The idea that nuclear localization is important for tamoxifen resistance is supported by our observation for the MCF-7 derived TamR cell lines (Fig. 1). Here, total BCL3 amount was reduced and predominantly localized to the nucleus. Similar data on the nuclear localization have been reported for fulvestrant-resistant MCF-7 sublines [30]. This would be consistent with a post-transcriptional activation of BCL3, resulting in increased degradation as well as translocation to the nucleus. Notably, the MCF7-TamR cell line also exhibited an altered behavior of NF-kB-signaling in response to toxic methylglyoxal [31]. This could well be interrelated with BCL3 amounts as it is a member of the IkB-family.

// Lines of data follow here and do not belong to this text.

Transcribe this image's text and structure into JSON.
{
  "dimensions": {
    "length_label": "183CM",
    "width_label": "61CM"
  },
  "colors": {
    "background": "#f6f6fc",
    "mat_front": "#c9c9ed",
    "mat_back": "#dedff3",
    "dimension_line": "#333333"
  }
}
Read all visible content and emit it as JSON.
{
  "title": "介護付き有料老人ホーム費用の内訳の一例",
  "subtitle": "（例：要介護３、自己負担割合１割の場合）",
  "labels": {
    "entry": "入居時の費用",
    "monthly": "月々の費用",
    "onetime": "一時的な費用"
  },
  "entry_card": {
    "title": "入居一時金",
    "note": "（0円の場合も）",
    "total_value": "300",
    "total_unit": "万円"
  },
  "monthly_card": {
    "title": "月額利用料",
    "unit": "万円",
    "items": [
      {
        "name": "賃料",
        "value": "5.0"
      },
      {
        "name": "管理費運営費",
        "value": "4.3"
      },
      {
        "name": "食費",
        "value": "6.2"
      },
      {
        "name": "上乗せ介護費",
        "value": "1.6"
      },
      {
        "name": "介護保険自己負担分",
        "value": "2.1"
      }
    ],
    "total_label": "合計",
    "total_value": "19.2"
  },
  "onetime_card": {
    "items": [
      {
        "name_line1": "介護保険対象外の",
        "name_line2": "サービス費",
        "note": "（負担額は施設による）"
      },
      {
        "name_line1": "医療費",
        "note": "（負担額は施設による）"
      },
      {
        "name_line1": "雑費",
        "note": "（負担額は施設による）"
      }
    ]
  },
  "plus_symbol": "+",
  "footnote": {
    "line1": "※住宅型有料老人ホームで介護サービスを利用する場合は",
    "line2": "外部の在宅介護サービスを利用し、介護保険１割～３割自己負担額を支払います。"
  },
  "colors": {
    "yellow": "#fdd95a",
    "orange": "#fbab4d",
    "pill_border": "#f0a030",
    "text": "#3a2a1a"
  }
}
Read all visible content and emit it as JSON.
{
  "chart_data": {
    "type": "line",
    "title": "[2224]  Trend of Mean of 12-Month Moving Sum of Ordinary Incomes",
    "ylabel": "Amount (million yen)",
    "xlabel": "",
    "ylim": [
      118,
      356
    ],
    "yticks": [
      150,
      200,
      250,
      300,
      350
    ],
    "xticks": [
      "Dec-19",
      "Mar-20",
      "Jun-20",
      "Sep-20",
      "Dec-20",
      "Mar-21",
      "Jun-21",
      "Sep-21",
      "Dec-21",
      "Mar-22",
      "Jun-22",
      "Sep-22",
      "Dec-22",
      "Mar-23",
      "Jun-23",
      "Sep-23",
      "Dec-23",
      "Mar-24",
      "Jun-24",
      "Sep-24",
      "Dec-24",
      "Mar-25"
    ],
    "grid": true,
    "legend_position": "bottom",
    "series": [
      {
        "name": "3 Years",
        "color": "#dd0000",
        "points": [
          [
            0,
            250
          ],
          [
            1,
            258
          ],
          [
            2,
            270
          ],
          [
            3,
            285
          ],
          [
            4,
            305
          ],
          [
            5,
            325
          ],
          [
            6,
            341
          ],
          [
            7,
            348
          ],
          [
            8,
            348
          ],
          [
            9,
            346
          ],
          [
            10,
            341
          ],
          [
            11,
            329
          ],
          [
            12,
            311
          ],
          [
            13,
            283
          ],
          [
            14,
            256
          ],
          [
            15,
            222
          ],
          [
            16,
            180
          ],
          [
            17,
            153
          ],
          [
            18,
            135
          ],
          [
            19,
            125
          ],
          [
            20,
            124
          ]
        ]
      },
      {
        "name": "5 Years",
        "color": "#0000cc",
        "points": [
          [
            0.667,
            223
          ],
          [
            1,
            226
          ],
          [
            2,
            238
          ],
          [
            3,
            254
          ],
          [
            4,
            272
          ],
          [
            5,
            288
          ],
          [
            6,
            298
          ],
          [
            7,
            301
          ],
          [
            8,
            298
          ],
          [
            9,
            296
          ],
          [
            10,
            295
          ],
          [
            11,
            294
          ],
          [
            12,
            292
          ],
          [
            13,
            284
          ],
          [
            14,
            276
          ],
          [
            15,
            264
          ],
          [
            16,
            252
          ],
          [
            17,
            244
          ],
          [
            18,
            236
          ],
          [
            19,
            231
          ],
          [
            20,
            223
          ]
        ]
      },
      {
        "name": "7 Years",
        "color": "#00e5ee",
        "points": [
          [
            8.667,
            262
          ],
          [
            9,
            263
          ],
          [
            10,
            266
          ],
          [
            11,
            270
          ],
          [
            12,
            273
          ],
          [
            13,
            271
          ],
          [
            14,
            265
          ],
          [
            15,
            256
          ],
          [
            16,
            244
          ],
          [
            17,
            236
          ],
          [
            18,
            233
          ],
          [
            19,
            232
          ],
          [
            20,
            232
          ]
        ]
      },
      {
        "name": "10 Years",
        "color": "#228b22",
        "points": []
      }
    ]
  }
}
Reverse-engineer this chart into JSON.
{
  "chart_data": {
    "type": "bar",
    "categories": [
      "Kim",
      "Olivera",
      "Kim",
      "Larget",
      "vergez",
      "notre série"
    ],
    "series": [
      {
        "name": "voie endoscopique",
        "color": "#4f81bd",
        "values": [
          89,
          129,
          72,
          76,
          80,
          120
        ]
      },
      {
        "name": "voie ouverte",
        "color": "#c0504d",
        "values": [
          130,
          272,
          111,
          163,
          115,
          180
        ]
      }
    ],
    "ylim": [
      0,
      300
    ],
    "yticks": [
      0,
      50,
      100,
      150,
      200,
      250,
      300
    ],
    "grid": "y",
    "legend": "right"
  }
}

It has also been shown that BCL3 is a regulator of c-Myc in MCF-7 cells [32]. In contrast to our observations on the protein abundance, BCL3 mRNA expression was slightly increased in TamR cells, as shown by our cDNA array experiments (logFc = 0.3, p = 0.03) [24]. Also our analysis of publicly available mRNA expression data showed no consistent correlation to our histochemistry protein data. For example, TNBC tumors did not show the significantly lower BCL3 protein levels as suggested by the mRNA data. This further suggests that BCL3 protein abundance is mostly the result of post-transcriptional regulation.

It is important to consider that our pathological study scored the BCL3 abundance before therapy had started. At this stage, BCL3 might be activated intrinsically or by interactions with the tumor micro-environment. Upon tamoxifen treatment, BCL3 may be activated by upstream signaling and then translocated to the nucleus. This can be especially relevant for tumors that already have high amounts of cytosolic BCL3 and could explain the development of tamoxifen resistance in these cases.

Interestingly, cytoplasmic BCL3 was significantly related to RFS in lobular carcinoma, whereas nuclear BCL3 was prognostic for ductal carcinoma as well. We suggest that this correlates with the role of cadherin signaling in lobular breast cancer. It is known from colorectal cancer that BCL3 promotes WNT-signaling and enhances β-catenin signaling [33]. In ductal breast cancer, β-catenin is intensively stained on the membrane, whereas in lobular carcinoma, the staining is described to be diffuse cytoplasmic or not detectable [34,35,36]. This holds for different functions of this molecule in the two entities: β-catenin can either act in cadherin-mediated cellular adhesion or in WNT-pathway-induced transcription. Interestingly, in our gene expression analysis of tamoxifen adapted MCF-7 cells [24], we also found the WNT pathway significantly altered under tamoxifen treatment (suppl. Figure 1). Consistently, the idea of a contribution of WNT signaling to tamoxifen adaption/resistance has been proposed by Ward et al. 2012 [37]. Furthermore, the WNT4 ligand was described to mediate endocrine resistance in lobular breast cancer cell lines [38]. Nevertheless, this idea needs further evaluation.

Conclusions

Here we provide evidence for a contribution of BCL3 signaling in acquired tamoxifen resistance based upon a retrospective cohort analysis. BCL3-IRS might therefore become a valuable predictive biomarker for breast cancer.